Way Down South in Dixie
(Bruised body high in air)
I asked the white Lord Jesus
What was the use of prayer.
Way Down South in Dixie
(Break the heart of me)
Love is a naked shadow
On a gnarled and naked tree.
I believe this offers a hint as to why Malcolm said earlier this year at an academic conference, “It is properly beneath the Christian to fear anything of this world.” Both these arguments point us towards the hope he offers for a way forward in the second half of the volume.

Finally, we are confronted with the question historians dread the most. Can the past help us make sense of a way forward?
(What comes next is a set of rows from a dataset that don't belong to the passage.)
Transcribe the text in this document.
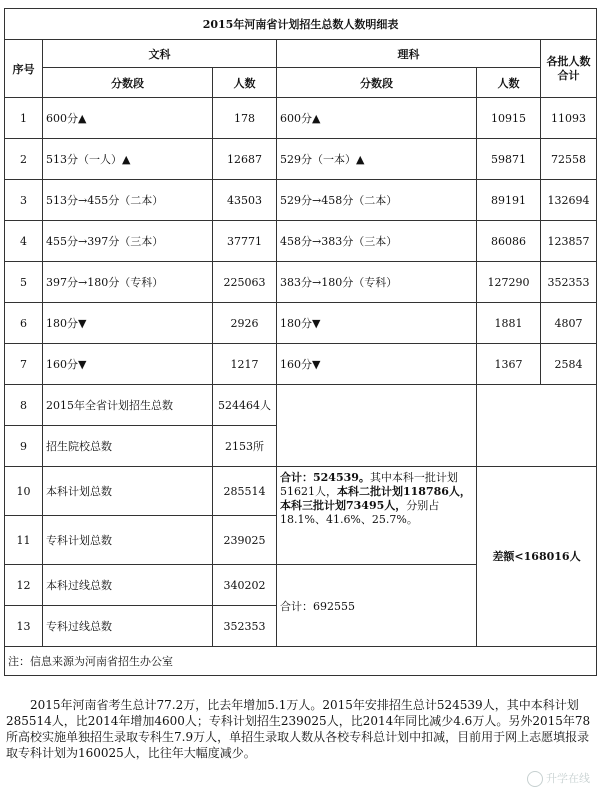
2015年河南省计划招生总数人数明细表					
序号	文科		理科		各批人数合计
	分数段	人数	分数段	人数	
1	600分▲	178	600分▲	10915	11093
2	513分（一人）▲	12687	529分（一本）▲	59871	72558
3	513分→455分（二本）	43503	529分→458分（二本）	89191	132694
4	455分→397分（三本）	37771	458分→383分（三本）	86086	123857
5	397分→180分（专科）	225063	383分→180分（专科）	127290	352353
6	180分▼	2926	180分▼	1881	4807
7	160分▼	1217	160分▼	1367	2584
8	2015年全省计划招生总数	524464人			
9	招生院校总数	2153所			
10	本科计划总数	285514	合计：524539。其中本科一批计划51621人，本科二批计划118786人，本科三批计划73495人，分别占18.1%、41.6%、25.7%。	差额<168016人	
11	专科计划总数	239025			
12	本科过线总数	340202	合计：692555		
13	专科过线总数	352353			
注：信息来源为河南省招生办公室					
2015年河南省考生总计77.2万，比去年增加5.1万人。2015年安排招生总计524539人，其中本科计划285514人，比2014年增加4600人；专科计划招生239025人，比2014年同比减少4.6万人。另外2015年78所高校实施单独招生录取专科生7.9万人，单招生录取人数从各校专科总计划中扣减，目前用于网上志愿填报录取专科计划为160025人，比往年大幅度减少。
升学在线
Cornel West put it this way “Everyday is an opportunity to step out of cowardice and choose courage as a way forward.” Using Ida B. Wells as a case study, Dr. Foley offers us a way out of our cowardice. Every vice of course must be replaced with virtues. In place of greed, violence, and complacency, we are offered relentlessness, creativity, and a holy fury. In her youth, Wells believed like many Americans that lynchings were a response to injustice. The legal system failed and so the community stepped in. Then, someone close to her was murdered in cold blood because of a business feud amidst the Memphis race massacre in 1892. Suddenly, Wells began to see lynching differently, as a tool of social and economic repression. Wells would go on to publish brilliant investigative reports undermining the claims of those who perpetrated lynchings and encouragement to African Americans to flee these communities. In the end, she was correct. Dr Foley ably summarizes a historiography which demonstrates why lynchings ended. There was no come to Jesus moment. Using corkscrews on human beings did not go out of style. “As Ida says, the the white man’s dollar is his god and that idol tempts each of us now.” (88) Instead, the great migration of African Americans fleeing fear of the lynch mob economically crippled the South and other communities who committed these crimes. Wells was constantly under threat of death from white supremacists who hated her. She died, from liver disease, before she saw the end of lynching. Here too is a lesson to be learned.
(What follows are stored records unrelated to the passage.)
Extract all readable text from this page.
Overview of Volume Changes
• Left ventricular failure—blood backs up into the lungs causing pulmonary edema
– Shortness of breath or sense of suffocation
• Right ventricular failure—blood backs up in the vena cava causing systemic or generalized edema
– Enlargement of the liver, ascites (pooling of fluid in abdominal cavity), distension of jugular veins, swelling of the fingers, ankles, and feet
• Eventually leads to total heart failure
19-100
Dr. Foley’s suggestions for moving forward are equally brilliant, and I have only scratched the surface of how he uses history. I cannot recommend buying this slim volume enough.
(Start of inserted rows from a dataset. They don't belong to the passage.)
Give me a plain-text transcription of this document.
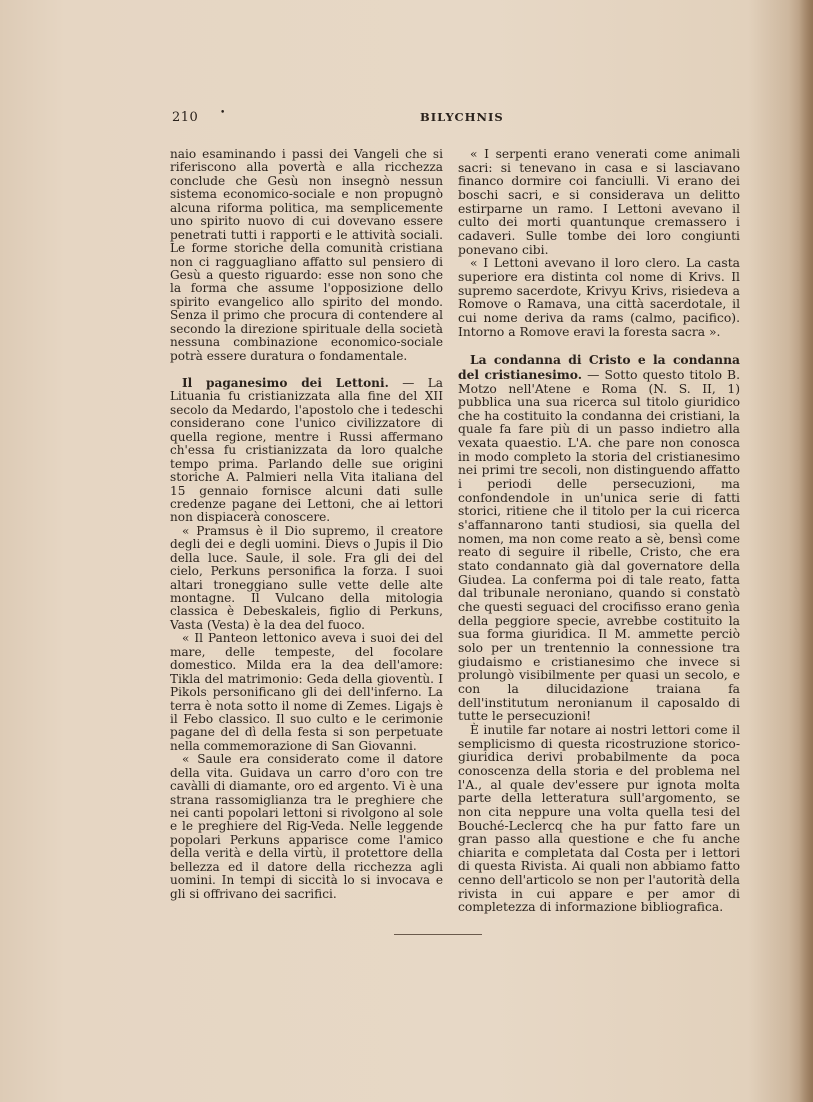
210 •	BILYCHNIS

naio esaminando i passi dei Vangeli che si riferiscono alla povertà e alla ricchezza concludе che Gesù non insegnò nessun sistema economico-sociale e non propugnò alcuna riforma politica, ma semplicemente uno spirito nuovo di cui dovevano essere penetrati tutti i rapporti e le attività sociali. Le forme storiche della comunità cristiana non ci ragguagliano affatto sul pensiero di Gesù a questo riguardo: esse non sono che la forma che assume l'opposizione dello spirito evangelico allo spirito del mondo. Senza il primo che procura di contendere al secondo la direzione spirituale della società nessuna combinazione economico-sociale potrà essere duratura o fondamentale.

Il paganesimo dei Lettoni. — La Lituania fu cristianizzata alla fine del XII secolo da Medardo, l'apostolo che i tedeschi considerano cone l'unico civilizzatore di quella regione, mentre i Russi affermano ch'essa fu cristianizzata da loro qualche tempo prima. Parlando delle sue origini storiche A. Palmieri nella Vita italiana del 15 gennaio fornisce alcuni dati sulle credenze pagane dei Lettoni, che ai lettori non dispiacerà conoscere.

« Pramsus è il Dio supremo, il creatore degli dei e degli uomini. Dievs o Jupis il Dio della luce. Saule, il sole. Fra gli dei del cielo, Perkuns personifica la forza. I suoi altari troneggiano sulle vette delle alte montagne. Il Vulcano della mitologia classica è Debeskaleis, figlio di Perkuns, Vasta (Vesta) è la dea del fuoco.

« Il Panteon lettonico aveva i suoi dei del mare, delle tempeste, del focolare domestico. Milda era la dea dell'amore: Tikla del matrimonio: Geda della gioventù. I Pikols personificano gli dei dell'inferno. La terra è nota sotto il nome di Zemes. Ligajs è il Febo classico. Il suo culto e le cerimonie pagane del dì della festa si son perpetuate nella commemorazione di San Giovanni.

« Saule era considerato come il datore della vita. Guidava un carro d'oro con tre cavàlli di diamante, oro ed argento. Vi è una strana rassomiglianza tra le preghiere che nei canti popolari lettoni si rivolgono al sole e le preghiere del Rig-Veda. Nelle leggende popolari Perkuns apparisce come l'amico della verità e della virtù, il protettore della bellezza ed il datore della ricchezza agli uomini. In tempi di siccità lo si invocava e gli si offrivano dei sacrifici.

« I serpenti erano venerati come animali sacri: si tenevano in casa e si lasciavano financo dormire coi fanciulli. Vi erano dei boschi sacri, e si considerava un delitto estirparne un ramo. I Lettoni avevano il culto dei morti quantunque cremassero i cadaveri. Sulle tombe dei loro congiunti ponevano cibi.

« I Lettoni avevano il loro clero. La casta superiore era distinta col nome di Krivs. Il supremo sacerdote, Krivyu Krivs, risiedeva a Romove o Ramava, una città sacerdotale, il cui nome deriva da rams (calmo, pacifico). Intorno a Romove eravi la foresta sacra ».

La condanna di Cristo e la condanna del cristianesimo. — Sotto questo titolo B. Motzo nell'Atene e Roma (N. S. II, 1) pubblica una sua ricerca sul titolo giuridico che ha costituito la condanna dei cristiani, la quale fa fare più di un passo indietro alla vexata quaestio. L'A. che pare non conosca in modo completo la storia del cristianesimo nei primi tre secoli, non distinguendo affatto i periodi delle persecuzioni, ma confondendole in un'unica serie di fatti storici, ritiene che il titolo per la cui ricerca s'affannarono tanti studiosi, sia quella del nomen, ma non come reato a sè, bensì come reato di seguire il ribelle, Cristo, che era stato condannato già dal governatore della Giudea. La conferma poi di tale reato, fatta dal tribunale neroniano, quando si constatò che questi seguaci del crocifisso erano genìa della peggiore specie, avrebbe costituito la sua forma giuridica. Il M. ammette perciò solo per un trentennio la connessione tra giudaismo e cristianesimo che invece si prolungò visibilmente per quasi un secolo, e con la dilucidazione traiana fa dell'institutum neronianum il caposaldo di tutte le persecuzioni!

È inutile far notare ai nostri lettori come il semplicismo di questa ricostruzione storico-giuridica derivi probabilmente da poca conoscenza della storia e del problema nel l'A., al quale dev'essere pur ignota molta parte della letteratura sull'argomento, se non cita neppure una volta quella tesi del Bouché-Leclercq che ha pur fatto fare un gran passo alla questione e che fu anche chiarita e completata dal Costa per i lettori di questa Rivista. Ai quali non abbiamo fatto cenno dell'articolo se non per l'autorità della rivista in cui appare e per amor di completezza di informazione bibliografica.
I’ve decided it doesn’t matter whether my great-grandfather was in the crowd when Mary Turner and her child were murdered. Either way I must take responsibility for my country, for what my ancestors did and refused to do. As Malcolm so eloquently puts it, the only way forward is together—in communities which refuse to accept the terms of reality we have been given. This is precisely how the West responds to the loss of memory Galadriel laments in Lord of the Rings. It is never an individual and always a community that resists evil and ultimately destroys the ring. The council of Elrond explains the whole history of what has been forgotten by most. Those with authority take responsibility. Aragorn, for his ancestor Isildur’s failure to the destroy the ring. Saying, “There are some things that it is better to begin than to refuse, even though the end may be dark.” Boromir takes responsibility for his attack on Frodo, to the point of dying to protect Merry and Pippin. Afterall, as Malcolm puts it, “the role of the Christian is to proclaim with their words and with their life that the world has already been changed.” (164) Put another way, all this might be best summed up by James Baldwin: “Not everything is lost. Responsibility cannot be lost, it can only be abdicated. If one refuses abdication, one begins again.” Will the American Church take responsibility for our actions and inaction, our part in the destructive cycle? Only if we can face our history together is there any way forward.